Jonathan Haidt, Mozart's Sister, Hubris, Misterman
Matthew Sweet talks to social psychologist Jonathan Haidt, whose new book The Righteous Mind explores the origins of society's divisions.
Liberals want gentle dogs, and conservatives want obedient ones, argues social and cultural psychologist Jonathan Haidt in his new book The Righteous Mind.
On Night Waves tonight, he'll be talking to Matthew Sweet about how the business of dog-choosing, which may seem frivolous, speaks to our deep moral instincts. And those instincts don't just govern our decision making on dogs, they govern what we eat, how we see our neighbours, how we vote, how we regard people with different political opinions. They'll be discussing why moral instinct is at the heart of human decision making, how it is partly to blame for the current rift between left and right in American politics, and how he hopes to heal that rift.

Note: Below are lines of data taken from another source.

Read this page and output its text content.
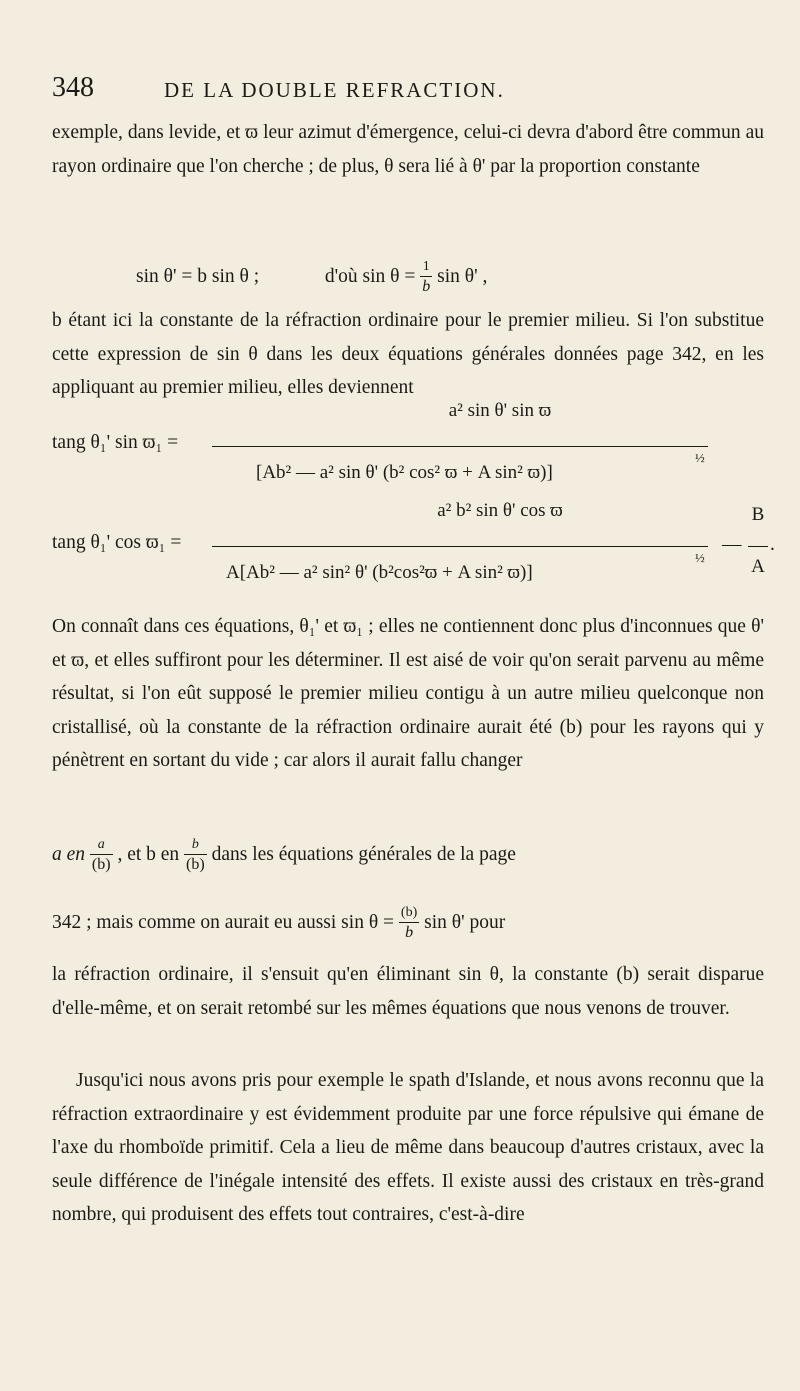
348	DE LA DOUBLE REFRACTION.

exemple, dans levide, et ϖ leur azimut d'émergence, celui-ci devra d'abord être commun au rayon ordinaire que l'on cherche ; de plus, θ sera lié à θ' par la proportion constante

sin θ' = b sin θ ;	d'où $\sin \theta = \frac{1}{b}$ sin θ' ,

b étant ici la constante de la réfraction ordinaire pour le premier milieu. Si l'on substitue cette expression de sin θ dans les deux équations générales données page 342, en les appliquant au premier milieu, elles deviennent

tang θ₁' sin ϖ₁ =
a² sin θ' sin ϖ
[Ab² — a² sin θ' (b² cos² ϖ + A sin² ϖ)]
½
tang θ₁' cos ϖ₁ =
a² b² sin θ' cos ϖ
A[Ab² — a² sin² θ' (b²cos²ϖ + A sin² ϖ)]
½
—
B
A
.

On connaît dans ces équations, θ₁' et ϖ₁ ; elles ne contiennent donc plus d'inconnues que θ' et ϖ, et elles suffiront pour les déterminer. Il est aisé de voir qu'on serait parvenu au même résultat, si l'on eût supposé le premier milieu contigu à un autre milieu quelconque non cristallisé, où la constante de la réfraction ordinaire aurait été (b) pour les rayons qui y pénètrent en sortant du vide ; car alors il aurait fallu changer

a en $\frac{a}{(b)}$ , et b en $\frac{b}{(b)}$ dans les équations générales de la page
342 ; mais comme on aurait eu aussi $\sin \theta = \frac{(b)}{b}$ sin θ' pour

la réfraction ordinaire, il s'ensuit qu'en éliminant sin θ, la constante (b) serait disparue d'elle-même, et on serait retombé sur les mêmes équations que nous venons de trouver.

Jusqu'ici nous avons pris pour exemple le spath d'Islande, et nous avons reconnu que la réfraction extraordinaire y est évidemment produite par une force répulsive qui émane de l'axe du rhomboïde primitif. Cela a lieu de même dans beaucoup d'autres cristaux, avec la seule différence de l'inégale intensité des effets. Il existe aussi des cristaux en très-grand nombre, qui produisent des effets tout contraires, c'est-à-dire
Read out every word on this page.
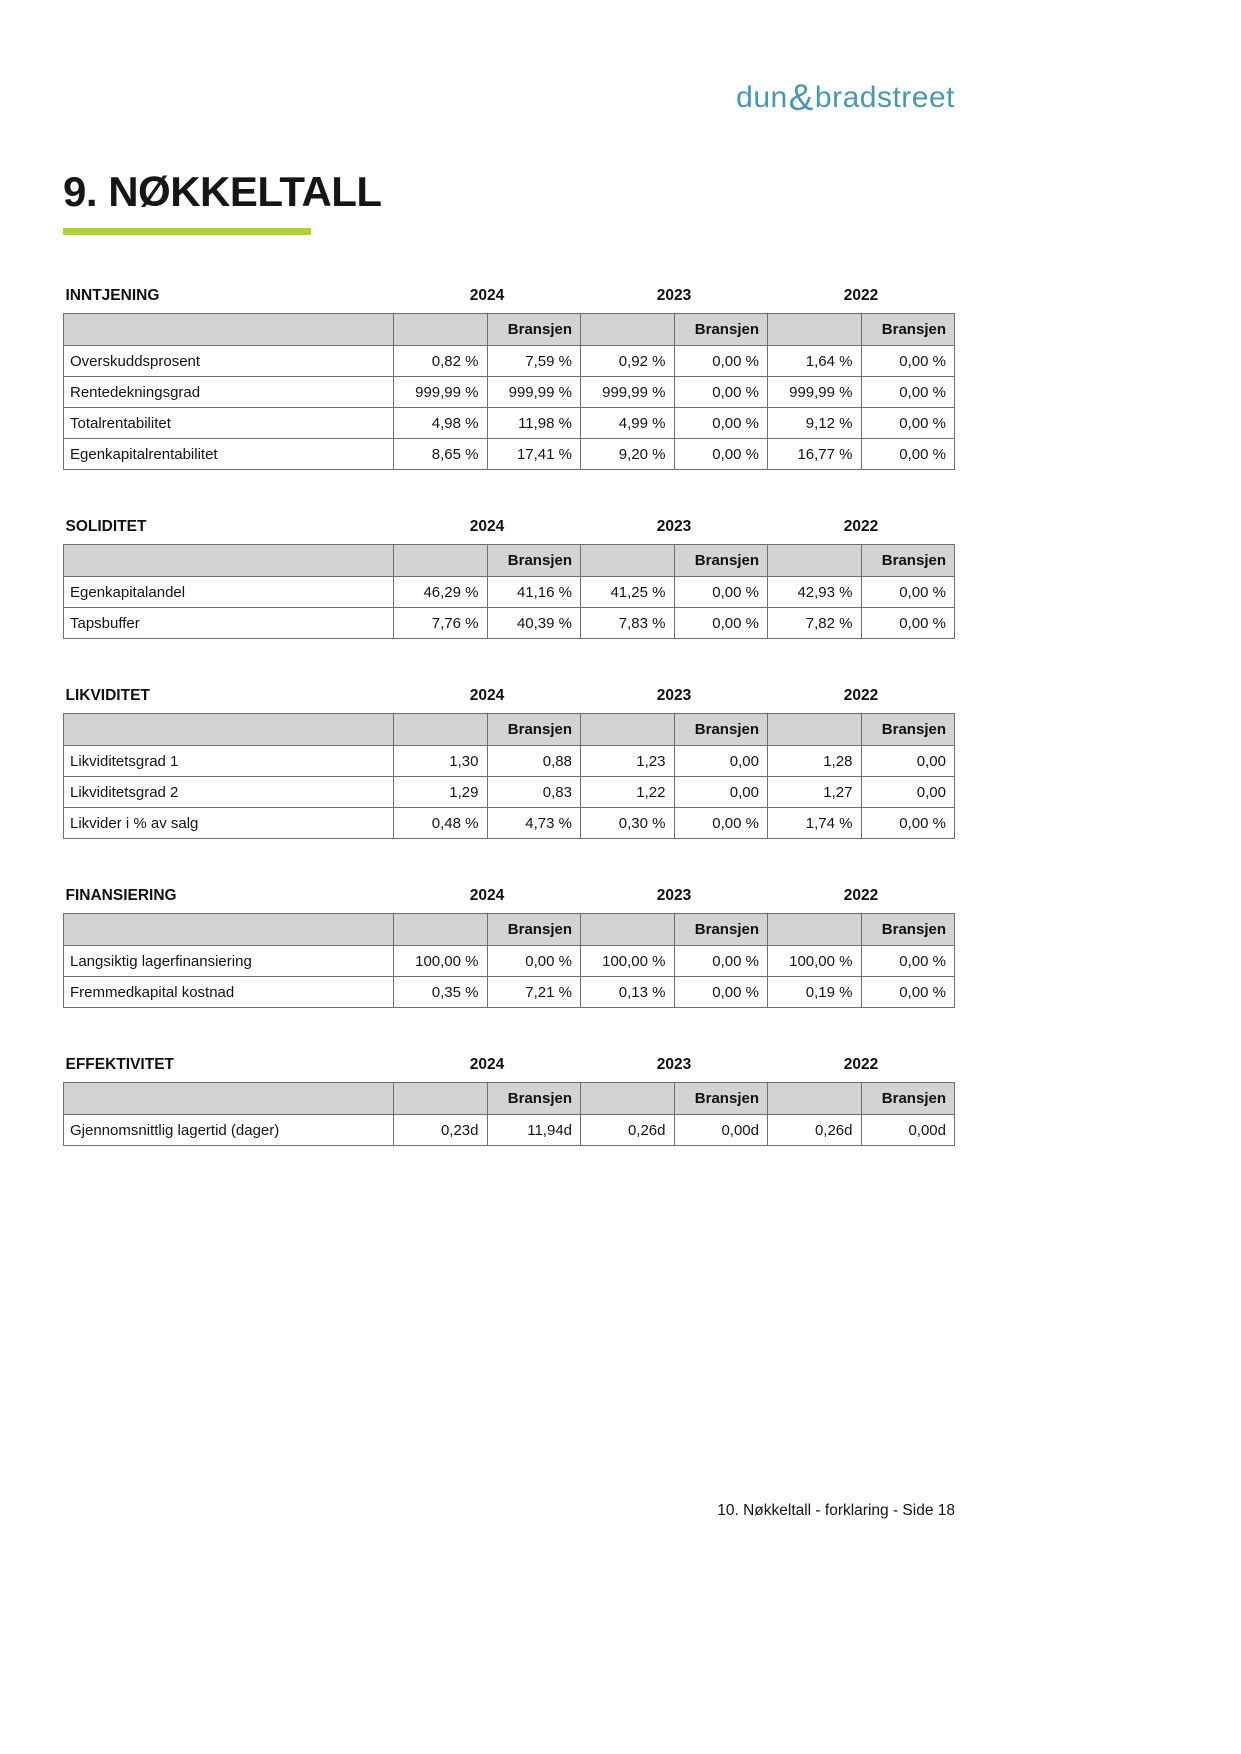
dun&bradstreet
9. NØKKELTALL
INNTJENING	2024		2023		2022	
		Bransjen		Bransjen		Bransjen
Overskuddsprosent	0,82 %	7,59 %	0,92 %	0,00 %	1,64 %	0,00 %
Rentedekningsgrad	999,99 %	999,99 %	999,99 %	0,00 %	999,99 %	0,00 %
Totalrentabilitet	4,98 %	11,98 %	4,99 %	0,00 %	9,12 %	0,00 %
Egenkapitalrentabilitet	8,65 %	17,41 %	9,20 %	0,00 %	16,77 %	0,00 %
SOLIDITET	2024		2023		2022	
		Bransjen		Bransjen		Bransjen
Egenkapitalandel	46,29 %	41,16 %	41,25 %	0,00 %	42,93 %	0,00 %
Tapsbuffer	7,76 %	40,39 %	7,83 %	0,00 %	7,82 %	0,00 %
LIKVIDITET	2024		2023		2022	
		Bransjen		Bransjen		Bransjen
Likviditetsgrad 1	1,30	0,88	1,23	0,00	1,28	0,00
Likviditetsgrad 2	1,29	0,83	1,22	0,00	1,27	0,00
Likvider i % av salg	0,48 %	4,73 %	0,30 %	0,00 %	1,74 %	0,00 %
FINANSIERING	2024		2023		2022	
		Bransjen		Bransjen		Bransjen
Langsiktig lagerfinansiering	100,00 %	0,00 %	100,00 %	0,00 %	100,00 %	0,00 %
Fremmedkapital kostnad	0,35 %	7,21 %	0,13 %	0,00 %	0,19 %	0,00 %
EFFEKTIVITET	2024		2023		2022	
		Bransjen		Bransjen		Bransjen
Gjennomsnittlig lagertid (dager)	0,23d	11,94d	0,26d	0,00d	0,26d	0,00d
10. Nøkkeltall - forklaring - Side 18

Music critic Hilary Finch has the verdict on a new film which re-imagines the early years of Mozart's sister, Maria Anna. She was a prodigy in her own right and idolised by her more famous brother, but almost completely forgotten by history with her work being completely destroyed by her tyrannical father.
Also, to mark the 100th anniversary of the sinking of the Titanic, Night Waves explores the nature of hubris and its relation to engineering innovations and knowledge advancement.
And Enda Walsh, writer and director of Misterman, the one-man play starring Cillian Murphy opening soon, discusses God, sin and the famous Irish murder case which formed the basis of the story.